Sometimes the scale of the numbers can seem overwhelming but turning the tide of poverty in Scotland is possible and we know what we need to do to make it happen. Housing and pay are incredibly important factors driving poverty today. The Scottish Government deserves credit for investing significantly in affordable housing over the next few years and for its aim of delivering fairer more inclusive growth. But even with the right level of ambition, both of these agendas, and the Government’s wider plans, would take some time to deliver the impacts on poverty and inequality we need to see. In the meantime, to begin to bring poverty rates down we need to see investment in social security.
This makes the Scottish Government’s promise to introduce an Income Supplement so important. The scale of ambition, both in terms of the money invested, and in terms of how quickly it is introduced, will be significant tests of whether Scotland is going to match UK-leading child poverty targets with action to deliver them.
Past experience shows that the legislation required to introduce a full Income Supplement could be considered and passed by MSPs in around 12 months (see note 1). Allowing time for consultation to make sure we get the laws right, the earliest we could see legislation introduced would be later this year or early next. That could mean we could see a new low income supplement in place by April 2021, before the next Scottish Parliament elections. And we could see something in place sooner through an interim scheme once the shape and budget for any new Income Supplement is clear.
However, to see an Income Supplement in this parliament we would need to see a clear statement of intent from government in the near future. There are key opportunities coming up for the Scottish Government to set out when legislation will be introduced and when a budget will be set, including the Scottish Government’s June update on its Tackling Child Poverty Delivery Plan, the Government’s Programme for Government following the summer break, and the 2020-21 budget process, which starts in December this year (it remains to be seen if this will be only a one-year budget). The next six months could therefore be incredibly important to making progress towards reducing child poverty.
It’s important we hear soon the Government’s plans for when an Income Supplement will be in place and when a budget will be set. Every week or month of delay to the new Income Supplement matters hugely. ‘People can’t wait’. And so we shouldn’t.
Russell Gunson is Director of IPPR Scotland. He tweets at @russellgunson.

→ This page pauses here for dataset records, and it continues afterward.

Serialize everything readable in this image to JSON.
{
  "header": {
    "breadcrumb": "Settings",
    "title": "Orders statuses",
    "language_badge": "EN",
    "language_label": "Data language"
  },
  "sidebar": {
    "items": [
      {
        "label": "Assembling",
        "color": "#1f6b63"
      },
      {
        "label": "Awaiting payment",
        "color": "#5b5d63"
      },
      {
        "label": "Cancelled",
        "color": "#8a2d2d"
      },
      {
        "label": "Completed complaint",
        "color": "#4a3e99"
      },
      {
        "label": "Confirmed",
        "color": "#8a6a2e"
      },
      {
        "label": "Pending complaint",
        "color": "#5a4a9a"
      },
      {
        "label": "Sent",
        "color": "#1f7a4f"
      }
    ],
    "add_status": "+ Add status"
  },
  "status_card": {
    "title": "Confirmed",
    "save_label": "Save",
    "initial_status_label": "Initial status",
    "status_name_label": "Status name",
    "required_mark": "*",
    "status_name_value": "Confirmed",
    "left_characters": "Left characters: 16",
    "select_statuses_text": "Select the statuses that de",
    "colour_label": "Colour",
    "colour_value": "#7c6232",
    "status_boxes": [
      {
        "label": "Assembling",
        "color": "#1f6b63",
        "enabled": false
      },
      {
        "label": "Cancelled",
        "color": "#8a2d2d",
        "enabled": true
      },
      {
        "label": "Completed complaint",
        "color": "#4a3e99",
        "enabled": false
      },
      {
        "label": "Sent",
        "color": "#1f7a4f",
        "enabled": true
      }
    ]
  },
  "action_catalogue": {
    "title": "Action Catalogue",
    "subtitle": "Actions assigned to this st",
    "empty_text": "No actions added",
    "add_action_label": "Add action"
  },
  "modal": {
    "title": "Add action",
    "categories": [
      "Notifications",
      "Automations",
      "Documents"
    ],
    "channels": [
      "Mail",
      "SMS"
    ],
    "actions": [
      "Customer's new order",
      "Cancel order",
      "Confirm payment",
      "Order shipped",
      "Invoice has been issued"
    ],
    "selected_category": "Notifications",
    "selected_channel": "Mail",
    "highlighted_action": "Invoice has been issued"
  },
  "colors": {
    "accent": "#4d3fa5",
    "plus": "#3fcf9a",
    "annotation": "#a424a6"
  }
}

The Social Security (Scotland) Act 2018 was introduced into the Scottish Parliament on 20th June 2017, was passed by parliament 10 months later, and received royal assent on 1st June 2018, just under 12 months following introduction. The Child Poverty (Scotland) Act 2017 was introduced on the 9th February 2017, was passed by parliament in November 2017, and received royal assent on the 18th December 2017, just over 10 months after introduction.